MiniRun runtime();//Will use number_of_cpus-1 threads
MiniRun runtime2(2);//Will use 2 threads
The life of the runtime is strictly tied to the life of the MiniRun objects, multiple runtimes with an arbritrary number of threads can coexists, the penalty for creating/destroying a runtime is only the thread creation/destruction.
The IN_DEPS and OUT_DEPS are the INPUT and OUTPUT dependences. In order to specify this dependences, a templated vector creation is done, to create a dependency list, we need to use MiniRun::deps.
MiniRun::deps accepts any number of parameters, and if a pointer is passed, will use the pointer for tracking, and if an object is passed, it will try to get the pointer to that object. The construct is as follows:
[IN_DEPS] || [OUT_DEPS] = MiniRun::deps( ...);
When creating a task, we can specify a GROUP, each group in the runtime is indepdendent of each other in terms of dependencies. The only thing that they will share, are the threads.
We can decide to do a synchronization for an specific group, if not, the default synchronization will be for all the groups.
If no group is specified, 0 is used as group.
For creating a task, we will make use of the function "createTask".
As a parameter, it accepts a lambda or std::function. The data initialization follows the LAMBDA capture list specification, since the runtime will run the function object as created. You can get more information here: https://www.learncpp.com/cpp-tutorial/lambda-captures/
[runtime_object].createTask( [std::function<void()>], [IN_DEPS], [OUT_DEPS], [GROUP]);
A taskwait is the synchronization point, which will block the execution of the thread that runs it until the tasks have finished executing.
In MiniRun, we have two taskwait constructs,
[runtime_object].taskwait();
[runtime_object].taskwait([GROUP]);
The first one, will wait until the execution of all the tasks, and the second one, will wait until the execution of all the group tasks.
While "blocked" at the taskwait, the taskwait thread will be used for executing tasks.
Since emscripten supports threading, and this runtime has no dependences, it can be used in web applications using the emscripten compiler, without any modifications to the code.
Example of compilation and running with emscripten:
em++ main.cpp -s USE_PTHREADS=1 -s PTHREAD_POOL_SIZE=8 -s TOTAL_MEMORY=2047mb
node --experimental-wasm-threads --experimental-wasm-bulk-memory ./a.out.js
We can use MiniRun in conjuction with other runtimes and CUDA, this capability is allows a MiniRun task to have an asynchronous finalization, which means that, when creating a task, the user can specify a boolean function.
This function has to check if the task has finished or not, returning TRUE if it has finished or FALSE if it hasn't.
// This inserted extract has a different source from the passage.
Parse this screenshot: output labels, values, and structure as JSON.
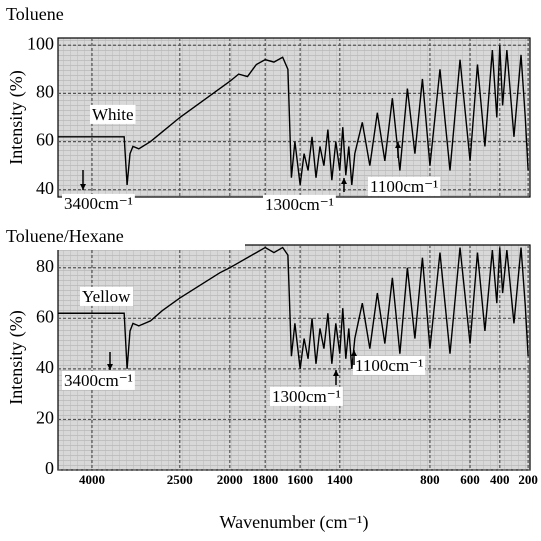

A working code sample can be seen in the CUDA sample,
[runtime_object].createTask(
[]{executeKernelInStream(data,3);}, //functionality that sends to execute an asynchronous task
[]{ return hasFinishedStream(3);}, //check if the task has finished
{}, //in dependences
MiniRun::deps(data)); //out dependences
You must take into account that MiniRun tasks may not run in the same thread, so if the device needs to have a thread context (like cuda does), you must call cudaSetDevice(_id_device) or the specific for your application.
With this capability, you can mix MiniRun tasks, CUDA tasks, or multiple other runtime tasks (like OpenMP) coherent at the same time.
The example shows the case of a block of a matrix multiply which uses MiniRun:
void matmul(MiniRun& runtime, const size_t size, const matrix_type *a, const matrix_type *b, matrix_type *c)
{
runtime.createTask(
[=]{
for(size_t k=0; k < size; ++k)
for(size_t i=0; i < size; ++i)
for(size_t j=0; j < size; ++j)
c[i*size + j] += a[i*size + k] * b[k*size + j];
}, MiniRun::deps(a,b), MiniRun::deps(c));
}
(Never ever program it this way, this only serves as demonstration, a n too big will cause to stack-overflow)
MiniRun run;
std::atomic<int> group(0);
int fib(int n)
{
if (n<2) return n;
int i,j;
int a_group = group++;
run.createTask([&, n = n-1]{ i=fib(n); },a_group);
run.createTask([&, n = n-2]{ j=fib(n); },a_group);
run.taskwait(a_group);
return i+j;
}
int main(){ int n=25; printf ("fib(%d) = %d\n", n, fib(n)); }
There is no hidden dependences when using MiniRun, include the header and compile.
As this library uses std::threads, you must link against pthreads.